A July 2 victory by Vicente Fox could trigger an equally dangerous scenario. The rule of thumb for presidential-military relations is that the loyalty of the president to the generals is as important as the generals‘ loyalty to the president, and because Fox has no ties within the military hierarchy, the army will quickly define its influence in the new regime by flexing its muscle. In Mexico 2000, that muscle is flexed in Chiapas. According to Subcomandante Marcos, the timetable for attack is already fixed -- if the PRI senses that it will lose July 2, an offensive could begin before Election Day.
There is another option. Long-shot candidate Cuauhtemoc Cardenas, founder of the PRD, has long supported the San Andres accords and the concept of indigenous autonomy. Cuauhtemoc, the bearer of the name of the last Aztec emperor, is the only candidate in the race with an indigenous heritage. (Purepecha Indian blood courses in his veins.)

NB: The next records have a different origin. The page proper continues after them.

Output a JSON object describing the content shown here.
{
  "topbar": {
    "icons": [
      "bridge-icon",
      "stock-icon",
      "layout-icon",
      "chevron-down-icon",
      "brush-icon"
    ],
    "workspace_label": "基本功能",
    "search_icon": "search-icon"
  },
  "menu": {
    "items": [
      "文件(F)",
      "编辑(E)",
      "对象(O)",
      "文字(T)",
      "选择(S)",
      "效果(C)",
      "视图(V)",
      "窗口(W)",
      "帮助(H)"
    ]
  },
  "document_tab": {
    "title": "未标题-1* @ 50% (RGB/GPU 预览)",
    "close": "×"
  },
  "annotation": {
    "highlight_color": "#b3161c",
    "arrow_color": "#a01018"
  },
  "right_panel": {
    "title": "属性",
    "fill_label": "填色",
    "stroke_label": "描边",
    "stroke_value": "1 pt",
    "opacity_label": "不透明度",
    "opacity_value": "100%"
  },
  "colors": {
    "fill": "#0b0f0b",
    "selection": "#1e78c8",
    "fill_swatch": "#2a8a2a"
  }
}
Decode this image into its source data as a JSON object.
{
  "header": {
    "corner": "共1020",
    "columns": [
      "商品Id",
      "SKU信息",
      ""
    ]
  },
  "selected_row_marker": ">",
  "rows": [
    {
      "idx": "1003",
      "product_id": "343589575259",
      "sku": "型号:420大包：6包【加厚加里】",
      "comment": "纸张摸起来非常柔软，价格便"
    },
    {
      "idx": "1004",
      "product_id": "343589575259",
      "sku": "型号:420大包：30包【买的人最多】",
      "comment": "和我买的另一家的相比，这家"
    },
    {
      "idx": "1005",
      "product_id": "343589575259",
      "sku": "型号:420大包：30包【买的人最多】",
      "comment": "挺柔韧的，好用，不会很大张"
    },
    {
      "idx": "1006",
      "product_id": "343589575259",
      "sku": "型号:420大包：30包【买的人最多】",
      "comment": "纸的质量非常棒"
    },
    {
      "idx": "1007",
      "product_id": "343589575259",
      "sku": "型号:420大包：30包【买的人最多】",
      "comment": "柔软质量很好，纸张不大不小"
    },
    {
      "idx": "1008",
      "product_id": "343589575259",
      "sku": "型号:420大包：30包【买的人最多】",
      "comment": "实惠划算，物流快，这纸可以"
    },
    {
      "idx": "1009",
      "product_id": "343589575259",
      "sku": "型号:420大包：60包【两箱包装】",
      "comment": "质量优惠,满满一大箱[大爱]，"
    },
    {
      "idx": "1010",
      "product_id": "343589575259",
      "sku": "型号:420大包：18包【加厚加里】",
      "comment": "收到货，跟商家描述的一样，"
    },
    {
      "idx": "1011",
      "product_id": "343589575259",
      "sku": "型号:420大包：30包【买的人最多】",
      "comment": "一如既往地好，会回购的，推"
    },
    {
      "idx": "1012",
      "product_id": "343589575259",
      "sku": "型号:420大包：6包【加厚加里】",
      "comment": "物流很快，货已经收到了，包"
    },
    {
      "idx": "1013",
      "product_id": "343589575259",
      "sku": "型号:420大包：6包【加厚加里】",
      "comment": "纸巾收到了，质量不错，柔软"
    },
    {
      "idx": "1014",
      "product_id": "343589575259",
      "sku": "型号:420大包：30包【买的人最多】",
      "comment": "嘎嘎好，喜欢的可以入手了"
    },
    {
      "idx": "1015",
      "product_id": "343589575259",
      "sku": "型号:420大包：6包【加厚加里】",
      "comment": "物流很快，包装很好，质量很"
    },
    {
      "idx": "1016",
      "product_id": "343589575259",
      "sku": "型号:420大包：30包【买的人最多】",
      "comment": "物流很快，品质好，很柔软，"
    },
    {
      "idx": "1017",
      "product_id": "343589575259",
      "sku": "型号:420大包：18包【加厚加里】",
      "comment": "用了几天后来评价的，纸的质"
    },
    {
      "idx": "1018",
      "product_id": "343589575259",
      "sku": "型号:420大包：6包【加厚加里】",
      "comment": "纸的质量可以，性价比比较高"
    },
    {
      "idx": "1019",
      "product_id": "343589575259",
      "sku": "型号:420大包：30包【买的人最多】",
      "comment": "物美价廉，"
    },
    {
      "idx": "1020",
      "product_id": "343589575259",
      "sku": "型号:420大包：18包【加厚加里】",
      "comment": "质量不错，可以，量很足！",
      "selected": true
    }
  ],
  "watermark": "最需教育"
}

Cardenas made a recent campaign stop at Acteal, in the highlands of Chiapas, where 46 Tzotzil Mayan supporters of the EZLN were massacred by PRI-affiliated paramilitaries in December 1997. At that notorious spot, Cardenas called for a military and federal police pull-back from the conflict zone -- a long-standing EZLN demand. Cardenas is the only one of the three leading candidates to have met with the EZLN.
Writes Mixe lawyer Adelfo Regino of the National Indigenous Congress, a bulwark in the battle to make the Indian Rights accords the law of the land: “Labastida and Fox are integrationists, but Cardenas endorses an autonomy that allows us to become truly a part of Mexico on our own terms.”